Isso, muito sério nos países do socialismo, vamos dizer; soviéticos, vamos chamar assim. Não só a Rússia, mas também os satélites, onde havia uma espécie de moralismo em que o trabalhador que produz determinada coisa deveria receber de volta o todo daquilo em forma de salário. O problema é que se você não retirar uma parte disso, e não fizer investimentos de capital, você não vai ter renovação das fábricas, não vai ter tecnologia nova… O problema do termo excedente é que ele fica ecoando excessivo. E onde é que você devia ter parado de trabalhar, para não ser explorado? É bem simples, sabe?
Então a gente preferiu uma tradução literal: mais-produto, mais-trabalho. E daí mais-valor. E mais-valia. A partir desses conceitos, passamos a discutir quais eram os critérios gerais de tradução. Na primeira edição, eu tinha proposto que a gente fizesse discussão teórica. Como os outros eram economistas, e eu era teórico literário, fiz apresentação dos critérios de tradução.
O que envolve o problema da equivalência dos termos de uma língua para a outra. Muitas pessoas acreditam que as línguas dividem a realidade do mesmo modo. E a gente percebe que a realidade é dividida de modos diferentes. Mas qual é o critério? Como vai diferenciar? Geralmente é em função do fazer coletivo daquela comunidade. O que procurei apresentar é que não havia nenhuma equivalência exata, nenhuma desequivalência; havia um critério desses processos todos.
A partir da releitura e da revisão que acaba de fazer do texto, o senhor entende que as reflexões de O Capital continuam tendo mantida sua plena atualidade?
Sim, porque a estrutura básica do processo capitalista continua sendo basicamente a mesma. Então, quem apreendeu essa essência do capitalismo foi o Marx, em O Capital. Claro que ele poderia ter desenvolvido várias outras coisas se tivesse tido condições para isso. Porque Marx era bastante pobre, e estava no exílio na Inglaterra.
Então, sobrevivia escrevendo artigos para jornal e também com a ajuda que o Engels deu para ele, vendeu a fábrica do pai e também ajudou o Marx nos momentos necessários.

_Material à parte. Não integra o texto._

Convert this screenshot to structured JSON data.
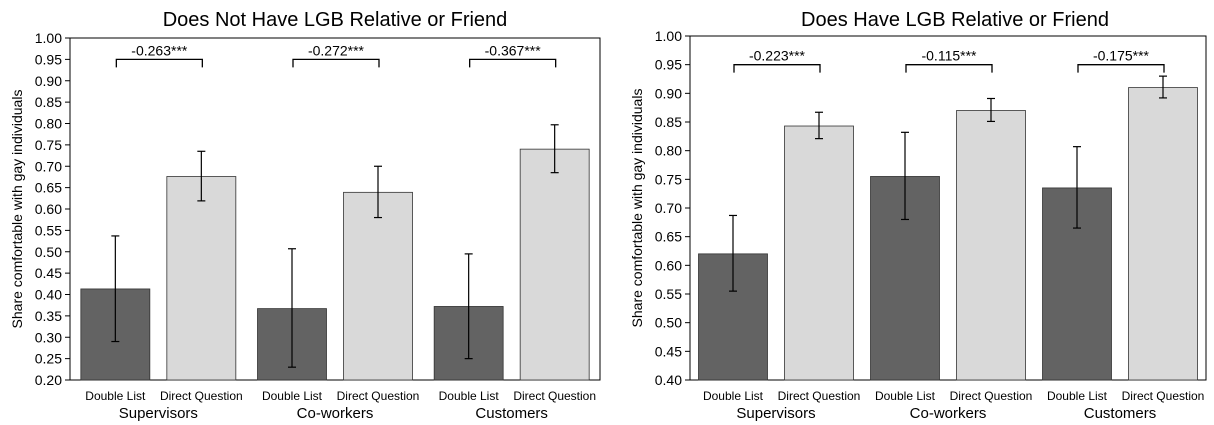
{
  "colors": {
    "double_list": "#636363",
    "direct_question": "#d9d9d9",
    "axis": "#000000",
    "bar_edge": "#333333"
  },
  "chart_data": [
    {
      "type": "bar",
      "title": "Does Not Have LGB Relative or Friend",
      "ylabel": "Share comfortable with gay individuals",
      "xlabel": "",
      "ylim": [
        0.2,
        1.0
      ],
      "yticks": [
        "0.20",
        "0.25",
        "0.30",
        "0.35",
        "0.40",
        "0.45",
        "0.50",
        "0.55",
        "0.60",
        "0.65",
        "0.70",
        "0.75",
        "0.80",
        "0.85",
        "0.90",
        "0.95",
        "1.00"
      ],
      "grid": false,
      "legend": "none",
      "bar_labels": [
        "Double List",
        "Direct Question"
      ],
      "groups": [
        {
          "name": "Supervisors",
          "annotation": "-0.263***",
          "bars": [
            {
              "label": "Double List",
              "value": 0.413,
              "ci": [
                0.29,
                0.537
              ]
            },
            {
              "label": "Direct Question",
              "value": 0.676,
              "ci": [
                0.619,
                0.735
              ]
            }
          ]
        },
        {
          "name": "Co-workers",
          "annotation": "-0.272***",
          "bars": [
            {
              "label": "Double List",
              "value": 0.367,
              "ci": [
                0.23,
                0.507
              ]
            },
            {
              "label": "Direct Question",
              "value": 0.639,
              "ci": [
                0.58,
                0.7
              ]
            }
          ]
        },
        {
          "name": "Customers",
          "annotation": "-0.367***",
          "bars": [
            {
              "label": "Double List",
              "value": 0.372,
              "ci": [
                0.25,
                0.495
              ]
            },
            {
              "label": "Direct Question",
              "value": 0.74,
              "ci": [
                0.685,
                0.797
              ]
            }
          ]
        }
      ]
    },
    {
      "type": "bar",
      "title": "Does Have LGB Relative or Friend",
      "ylabel": "Share comfortable with gay individuals",
      "xlabel": "",
      "ylim": [
        0.4,
        1.0
      ],
      "yticks": [
        "0.40",
        "0.45",
        "0.50",
        "0.55",
        "0.60",
        "0.65",
        "0.70",
        "0.75",
        "0.80",
        "0.85",
        "0.90",
        "0.95",
        "1.00"
      ],
      "grid": false,
      "legend": "none",
      "bar_labels": [
        "Double List",
        "Direct Question"
      ],
      "groups": [
        {
          "name": "Supervisors",
          "annotation": "-0.223***",
          "bars": [
            {
              "label": "Double List",
              "value": 0.62,
              "ci": [
                0.555,
                0.687
              ]
            },
            {
              "label": "Direct Question",
              "value": 0.843,
              "ci": [
                0.821,
                0.867
              ]
            }
          ]
        },
        {
          "name": "Co-workers",
          "annotation": "-0.115***",
          "bars": [
            {
              "label": "Double List",
              "value": 0.755,
              "ci": [
                0.68,
                0.832
              ]
            },
            {
              "label": "Direct Question",
              "value": 0.87,
              "ci": [
                0.851,
                0.891
              ]
            }
          ]
        },
        {
          "name": "Customers",
          "annotation": "-0.175***",
          "bars": [
            {
              "label": "Double List",
              "value": 0.735,
              "ci": [
                0.665,
                0.807
              ]
            },
            {
              "label": "Direct Question",
              "value": 0.91,
              "ci": [
                0.892,
                0.93
              ]
            }
          ]
        }
      ]
    }
  ]
}
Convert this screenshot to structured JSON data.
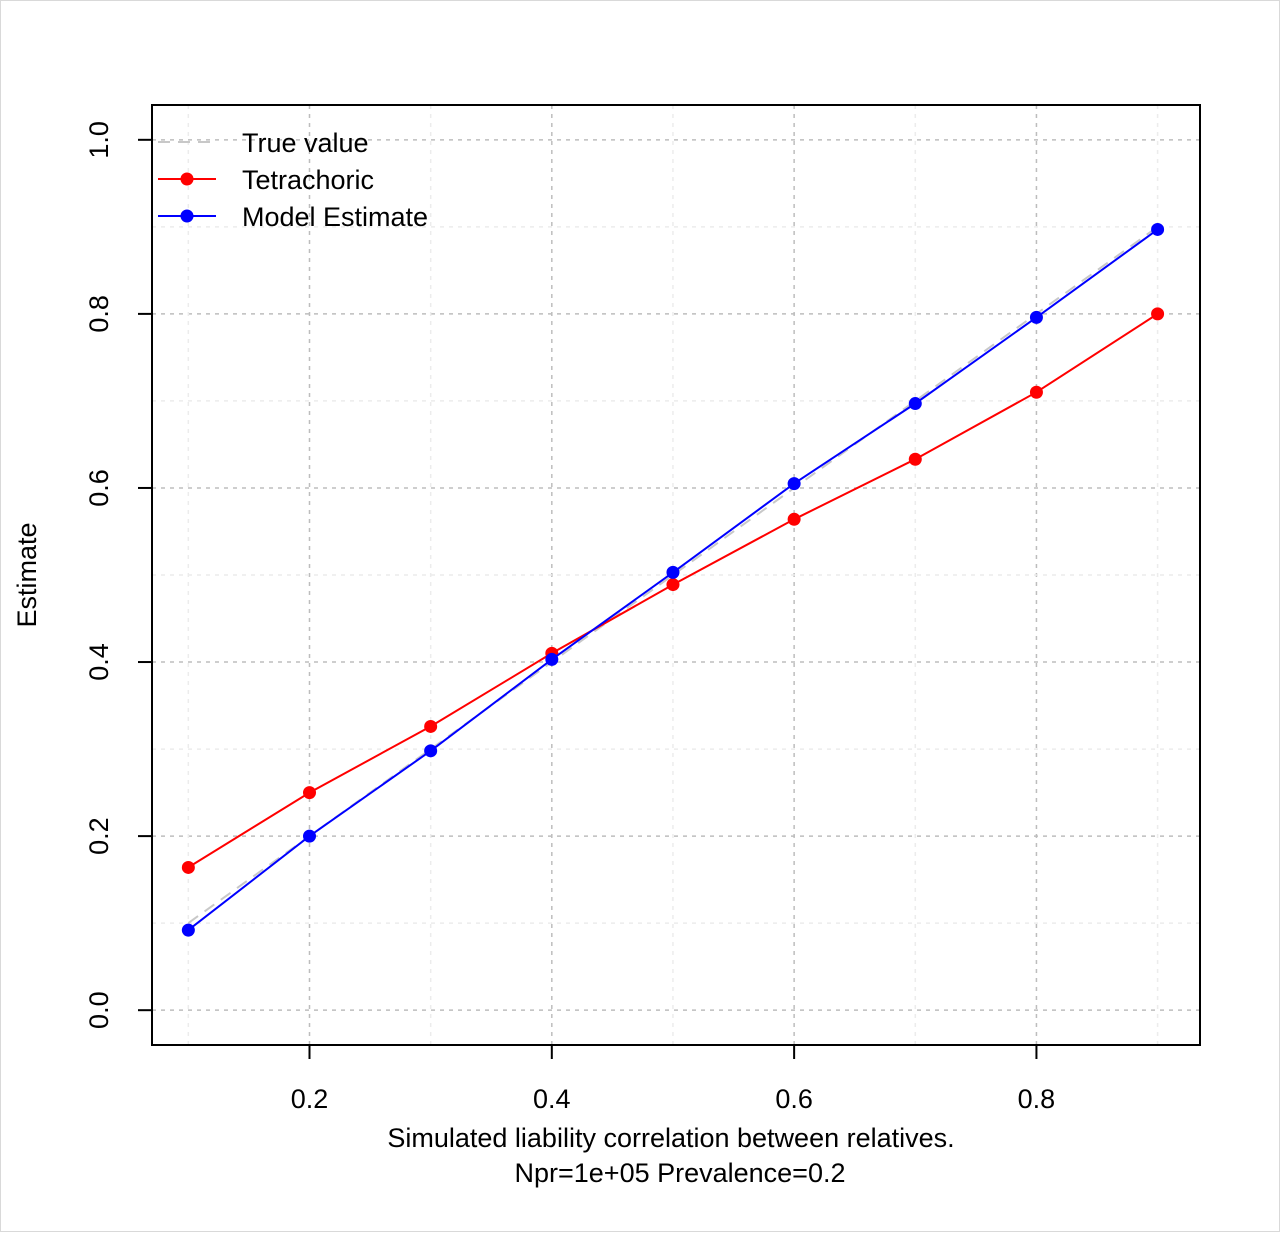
{
  "chart_data": {
    "type": "line",
    "xlabel": "Simulated liability correlation between relatives.",
    "xlabel2": "Npr=1e+05 Prevalence=0.2",
    "ylabel": "Estimate",
    "xlim": [
      0.07,
      0.935
    ],
    "ylim": [
      -0.04,
      1.04
    ],
    "x_ticks": [
      "0.2",
      "0.4",
      "0.6",
      "0.8"
    ],
    "y_ticks": [
      "0.0",
      "0.2",
      "0.4",
      "0.6",
      "0.8",
      "1.0"
    ],
    "grid": true,
    "legend_position": "top-left",
    "x": [
      0.1,
      0.2,
      0.3,
      0.4,
      0.5,
      0.6,
      0.7,
      0.8,
      0.9
    ],
    "series": [
      {
        "name": "True value",
        "style": "dashed",
        "color": "#c8c8c8",
        "values": [
          0.1,
          0.2,
          0.3,
          0.4,
          0.5,
          0.6,
          0.7,
          0.8,
          0.9
        ]
      },
      {
        "name": "Tetrachoric",
        "style": "line-points",
        "color": "#ff0000",
        "values": [
          0.164,
          0.25,
          0.326,
          0.41,
          0.489,
          0.564,
          0.633,
          0.71,
          0.8
        ]
      },
      {
        "name": "Model Estimate",
        "style": "line-points",
        "color": "#0000ff",
        "values": [
          0.092,
          0.2,
          0.298,
          0.403,
          0.503,
          0.605,
          0.697,
          0.796,
          0.897
        ]
      }
    ]
  }
}
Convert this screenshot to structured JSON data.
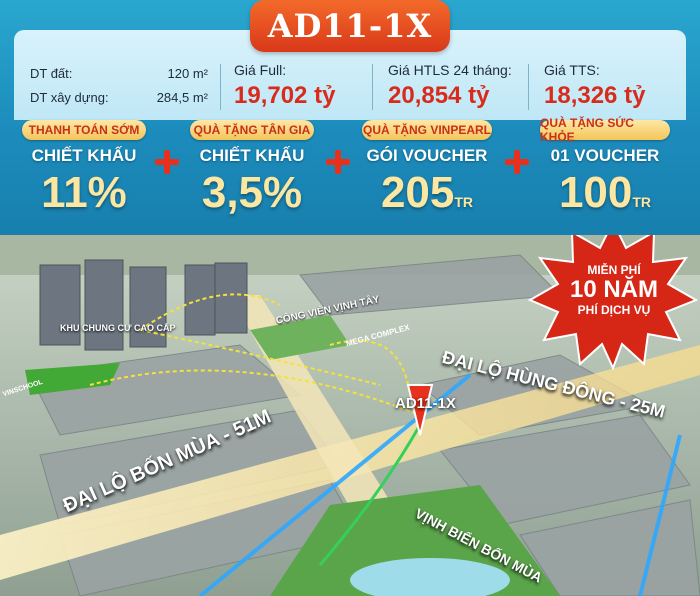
{
  "title": "AD11-1X",
  "land": {
    "label": "DT đất:",
    "value": "120 m²"
  },
  "build": {
    "label": "DT xây dựng:",
    "value": "284,5 m²"
  },
  "prices": [
    {
      "label": "Giá Full:",
      "value": "19,702 tỷ"
    },
    {
      "label": "Giá HTLS 24 tháng:",
      "value": "20,854 tỷ"
    },
    {
      "label": "Giá TTS:",
      "value": "18,326 tỷ"
    }
  ],
  "offers": [
    {
      "badge": "THANH TOÁN SỚM",
      "title": "CHIẾT KHẤU",
      "value": "11%",
      "unit": ""
    },
    {
      "badge": "QUÀ TẶNG TÂN GIA",
      "title": "CHIẾT KHẤU",
      "value": "3,5%",
      "unit": ""
    },
    {
      "badge": "QUÀ TẶNG VINPEARL",
      "title": "GÓI VOUCHER",
      "value": "205",
      "unit": "TR"
    },
    {
      "badge": "QUÀ TẶNG SỨC KHỎE",
      "title": "01 VOUCHER",
      "value": "100",
      "unit": "TR"
    }
  ],
  "promo": {
    "line1": "MIỄN PHÍ",
    "line2": "10 NĂM",
    "line3": "PHÍ DỊCH VỤ"
  },
  "map_labels": {
    "condo": "KHU CHUNG CƯ CAO CẤP",
    "park": "CÔNG VIÊN VỊNH TÂY",
    "mega": "MEGA COMPLEX",
    "unit": "AD11-1X",
    "hung_dong": "ĐẠI LỘ HÙNG ĐÔNG - 25M",
    "bon_mua": "ĐẠI LỘ BỐN MÙA - 51M",
    "vinh_bien": "VỊNH BIỂN BỐN MÙA",
    "left_tag": "VINSCHOOL"
  },
  "colors": {
    "accent": "#d92b1c",
    "panel": "#1c8cbc",
    "gold": "#fbe6a2"
  }
}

Marx tem uma passagem em que diz: nunca ninguém escreveu tanto sobre dinheiro tendo tão pouco. Ele tinha forte formação filosófica, tendo Hegel por referência. Foi um grande estilista. Então, quando você vê por que ele usa tal e tal termo e não outro, sempre tem uma boa lógica linguística para a coisa toda. E, às vezes, tem citações indiretas ou diretas. Ele era um homem muito culto.